Immediate Next Steps (Next 6 Months):

  1. Build a Portfolio: Create 2-3 real health data projects using capstone or public datasets
  2. Join the Community: Attend health data science meetups, conferences, join online forums
  3. Specialize: Pick one domain (genomics, imaging, EHR analysis) for deeper focus
  4. Practice Communication: Present your work to non-technical audiences

Medium-Term Goals (1-2 Years):

  1. Gain Domain Expertise: Shadow clinicians, take biology courses, understand the healthcare system
  2. Professional Certification: Consider certifications in specific tools or domains
  3. Collaboration Skills: Work on interdisciplinary teams with clinicians, engineers, and researchers
  4. Leadership Development: Start mentoring junior data scientists

The Bigger Picture: Why This Matters 🌍¢

You're entering health data science at an incredible moment in history:

We're on the Verge of Breakthroughs: AI-assisted drug discovery, personalized medicine, real-time pandemic response, digital therapeutics - the next decade will be transformative.

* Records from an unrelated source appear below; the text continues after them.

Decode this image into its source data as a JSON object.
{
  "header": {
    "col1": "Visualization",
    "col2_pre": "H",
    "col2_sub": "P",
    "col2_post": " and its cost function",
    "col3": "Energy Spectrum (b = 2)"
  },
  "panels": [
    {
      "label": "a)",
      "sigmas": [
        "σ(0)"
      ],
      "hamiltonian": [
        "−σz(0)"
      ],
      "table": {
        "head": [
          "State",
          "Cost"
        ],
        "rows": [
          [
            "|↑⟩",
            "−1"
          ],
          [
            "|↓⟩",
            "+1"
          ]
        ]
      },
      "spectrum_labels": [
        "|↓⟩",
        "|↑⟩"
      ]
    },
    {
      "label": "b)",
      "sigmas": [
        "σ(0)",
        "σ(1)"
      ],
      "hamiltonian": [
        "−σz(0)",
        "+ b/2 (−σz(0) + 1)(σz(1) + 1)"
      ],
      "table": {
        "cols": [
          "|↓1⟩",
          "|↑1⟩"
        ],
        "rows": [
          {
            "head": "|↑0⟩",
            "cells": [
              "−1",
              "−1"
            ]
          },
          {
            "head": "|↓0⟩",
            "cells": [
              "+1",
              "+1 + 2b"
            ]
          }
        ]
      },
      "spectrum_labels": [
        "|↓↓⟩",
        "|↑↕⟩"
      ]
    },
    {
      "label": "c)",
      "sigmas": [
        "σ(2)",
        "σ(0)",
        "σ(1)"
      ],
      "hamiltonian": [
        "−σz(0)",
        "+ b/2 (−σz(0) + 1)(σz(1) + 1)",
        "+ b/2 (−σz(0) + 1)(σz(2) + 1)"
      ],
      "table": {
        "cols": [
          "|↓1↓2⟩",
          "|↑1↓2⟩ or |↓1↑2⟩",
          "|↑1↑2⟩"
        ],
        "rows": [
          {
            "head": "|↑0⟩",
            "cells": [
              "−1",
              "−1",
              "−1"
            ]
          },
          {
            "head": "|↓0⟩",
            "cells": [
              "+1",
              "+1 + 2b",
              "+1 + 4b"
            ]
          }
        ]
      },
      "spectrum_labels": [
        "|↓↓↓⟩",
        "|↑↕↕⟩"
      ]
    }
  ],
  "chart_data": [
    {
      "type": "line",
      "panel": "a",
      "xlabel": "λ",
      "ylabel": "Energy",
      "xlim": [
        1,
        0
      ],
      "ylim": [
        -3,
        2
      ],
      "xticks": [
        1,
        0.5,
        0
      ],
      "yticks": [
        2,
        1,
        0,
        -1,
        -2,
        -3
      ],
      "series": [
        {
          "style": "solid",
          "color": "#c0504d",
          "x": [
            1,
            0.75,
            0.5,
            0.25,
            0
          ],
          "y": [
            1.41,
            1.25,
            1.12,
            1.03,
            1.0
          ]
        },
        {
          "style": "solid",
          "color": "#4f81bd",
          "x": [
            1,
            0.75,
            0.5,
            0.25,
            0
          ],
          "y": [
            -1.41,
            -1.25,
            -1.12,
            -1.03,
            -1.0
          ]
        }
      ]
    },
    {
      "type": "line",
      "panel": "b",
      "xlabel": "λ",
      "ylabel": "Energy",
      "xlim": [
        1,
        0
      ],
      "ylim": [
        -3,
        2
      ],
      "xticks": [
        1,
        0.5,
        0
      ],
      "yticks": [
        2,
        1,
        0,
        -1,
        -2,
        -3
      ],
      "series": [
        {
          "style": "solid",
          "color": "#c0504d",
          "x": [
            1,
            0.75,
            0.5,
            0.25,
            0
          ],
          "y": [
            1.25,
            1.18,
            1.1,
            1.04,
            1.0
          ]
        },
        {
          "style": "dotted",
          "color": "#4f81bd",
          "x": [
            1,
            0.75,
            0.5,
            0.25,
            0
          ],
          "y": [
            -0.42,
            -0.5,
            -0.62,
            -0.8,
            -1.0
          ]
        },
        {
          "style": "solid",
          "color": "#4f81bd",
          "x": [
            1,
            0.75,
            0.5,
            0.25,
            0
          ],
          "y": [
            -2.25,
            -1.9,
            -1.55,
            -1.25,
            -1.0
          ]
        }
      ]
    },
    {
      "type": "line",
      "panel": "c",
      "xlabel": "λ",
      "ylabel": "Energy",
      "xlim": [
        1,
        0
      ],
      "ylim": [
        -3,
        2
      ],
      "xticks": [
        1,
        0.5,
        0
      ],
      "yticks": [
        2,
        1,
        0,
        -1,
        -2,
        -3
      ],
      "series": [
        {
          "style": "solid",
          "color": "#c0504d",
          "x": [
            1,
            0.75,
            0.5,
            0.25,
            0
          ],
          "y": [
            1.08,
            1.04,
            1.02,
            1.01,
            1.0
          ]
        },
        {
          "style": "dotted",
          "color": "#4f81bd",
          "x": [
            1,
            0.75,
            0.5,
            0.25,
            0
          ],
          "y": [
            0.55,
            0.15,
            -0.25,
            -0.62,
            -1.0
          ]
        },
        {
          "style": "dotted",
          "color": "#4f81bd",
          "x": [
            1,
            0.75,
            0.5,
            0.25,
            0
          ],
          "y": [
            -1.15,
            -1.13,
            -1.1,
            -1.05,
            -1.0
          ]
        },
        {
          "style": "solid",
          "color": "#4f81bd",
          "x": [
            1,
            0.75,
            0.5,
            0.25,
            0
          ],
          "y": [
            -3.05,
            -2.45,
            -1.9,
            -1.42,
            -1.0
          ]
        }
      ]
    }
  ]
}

Healthcare Needs You: Hospitals are drowning in data but starving for insights. Your skills can literally save lives by helping clinicians make better decisions faster.

The Problems Are Getting Bigger: Climate change health impacts, aging populations, antibiotic resistance, health equity - these challenges require data scientists who understand both technology and healthcare.